4 thoughts on “Giving Positive Feedback on Writing Assignments”

  1. Yes, yes, yes! My grading rubrics often look a lot like lasquires series of questions and the evaluative sequence you suggest, only I try to keep the rubric for any one paper down to about six or seven questions and usually only rate them “yes, sort of (sometimes sort of + and sort of -), no.” The rubric helps them sort and make sense of the comments they get on the paper. I’ve also found it helps me identify patterns in what the students are struggling with so that I can use class time more effectively to address those problems.

    You may do this already, but if you don’t I find it’s helpful to put a check mark next to sentences or ideas that seem particularly well expressed, to help students get a sense of what they should be shooting for (and a squiggly line under passages that communicate particularly poorly).

    There’s a bit of management advice that I read once that has stuck with me. A CEO or something getting interviewed on how to get employees to produce their best work said that the transition between the positive feedback and the negative feedback should always be “and” rather than “but.” So rather than saying, “this paper does X well, but Y and Z need improvement,” you say something like “this paper does X well, and improving Y and Z would help it communicate X more effectively.” It’s a little thing, but now that I’ve tried it, I think that CEO was right–it helps students see the feedback they get as part of an ongoing process of improvement and not as some sort of summary statement on their ability.

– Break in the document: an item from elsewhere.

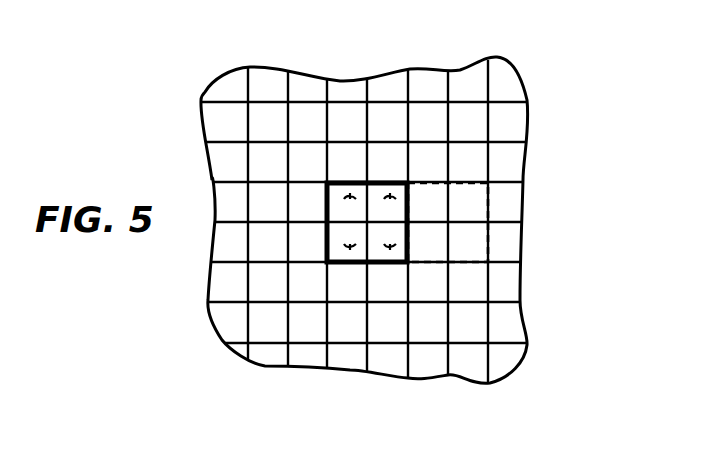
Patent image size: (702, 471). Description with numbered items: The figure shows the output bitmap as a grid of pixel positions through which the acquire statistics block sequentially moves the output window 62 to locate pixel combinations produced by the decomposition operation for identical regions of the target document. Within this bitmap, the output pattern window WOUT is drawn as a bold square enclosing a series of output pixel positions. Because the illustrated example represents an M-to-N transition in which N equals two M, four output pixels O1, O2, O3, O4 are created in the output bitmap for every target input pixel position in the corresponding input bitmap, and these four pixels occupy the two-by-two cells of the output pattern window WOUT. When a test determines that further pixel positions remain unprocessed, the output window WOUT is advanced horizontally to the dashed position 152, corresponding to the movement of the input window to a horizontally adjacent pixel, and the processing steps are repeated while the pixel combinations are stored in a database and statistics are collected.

  2. Using the list and a check-off system is a good idea, but it is not a rubric. However, it is probably better than a rubric and probably will be better received by students. Rubrics spell out expectations in chunks and can be confining and limiting. I do, however, like the list and also the fact that it addresses higher-order concerns, though also considers stylistic or sentence-level ones, though of lesser value. This list also allows for giving credit for the paper that goes off in a different direction, that offers something new, a new insight, a new approach, etc. A rubric could ignore those possibilities. Thanks for sharing the list and how you might implement it, but don’t belittle its value by calling it a “rubric.”

  3. The comment above puzzles me. A rubric is a tool like any other, to be adapted to the task at hand. They can be ghastly (poorly designed, ineffective, trivializing), but they don’t have to be.

  4. @good enough cook, I think your use of rubrics is a good one. I have been breaking the grade down for years for my students, trying to let them see where they are doing better and where they need to improve (mostly using categories of content, organization, grammar, mechanics).

    I have actually “graded” these using a 100 starting point and reducing points for errors. That means a technically correct but not interesting paper could easily earn a 100 in all the areas. I don’t think I have ever had one that did, but it is possible.

    I do think that giving them numbers lets them chart their improvement.

    @Judy Arzt, I have certainly seen rubrics which were problematic. I have also seen rubrics which simply identified areas and gave levels of success, not limiting or ignoring possibilities. The rubric I used for the visual rhetoric in-class essay, for example, had a category for “Above and Beyond Expectations,” as well as excellent, good, fairly good, problematic, deficient, not present.

    @good enough cook, I totally agree with you on rubrics. They are tools and tools, used by inexperienced folks, can destroy buildings rather than build them.